A delighted Prince Harry gives former hospital patient Daisy Wingrove a royal bear hug after she presented him with a teddy for little Archie. The gift from Amy, 13, hit all the right notes with doting new dad Harry before he began a tour of Oxford’s children’s hospital. Mum-of-two Amy Scullard, from Aylesbury, Bucks, whose son Emmett, aged three, is in remission from cancer, revealed, “He said he’s getting used to the baby and how Archie has fit into family life.
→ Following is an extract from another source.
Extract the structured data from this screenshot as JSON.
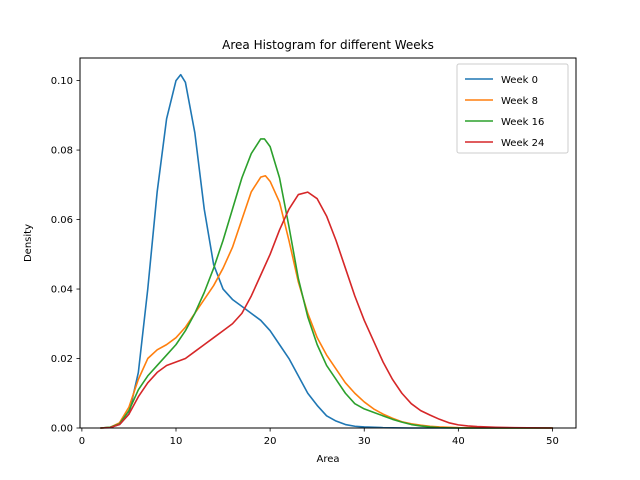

He said he just feels part of the family and he can’t imagine life without his son.”
Harry, who was due two weeks paternity leave, took time out to honour long-standing engagements in the city and met parents whose children have been battling cancer on the hospital’s Kamran Jabble Ward. Christine George, 52, whose son James, 17, is having chemotherapy, told how the prince admitted being a new dad can be tough, “He said he had all this organised, but had a sleepless night last night – not the ideal preparation for his first day at work.”
After his visit, proud Harry showed off little Archie to brother Wills and Kate at Frogmore Cottage – the first time they have met the tot since he was born eight days ago. However, it was too late for his cousins. A royal source said, “The children are so looking forward to meeting baby Archie and plans will be made to take them as soon as possible.”
Earlier, during a packed day of royal engagements, the Duchess of Cambridge was at Bletchley Park in Milton Keynes, visiting an exhibition marking the 75th anniversary of D-Day. Kate was shown a memorial containing the name of her grandmother and great-aunt. Both worked at the old home of Britain’s wartime code-breakers. She told four former female code-breakers, now in their 90s, they must be “so proud”. Meanwhile, in Kensington, West London, Prince William urged law enforcement agencies to put those behind the “evil crime” of wildlife trafficking behind bars.
As President of United for Wildlife, he has brought together leaders from airlines, shipping firms, customs and charities to combat wildlife trafficking. He said, “We are going to do everything we possibly can to prevent the extinction of iconic species by poachers or criminal networks.”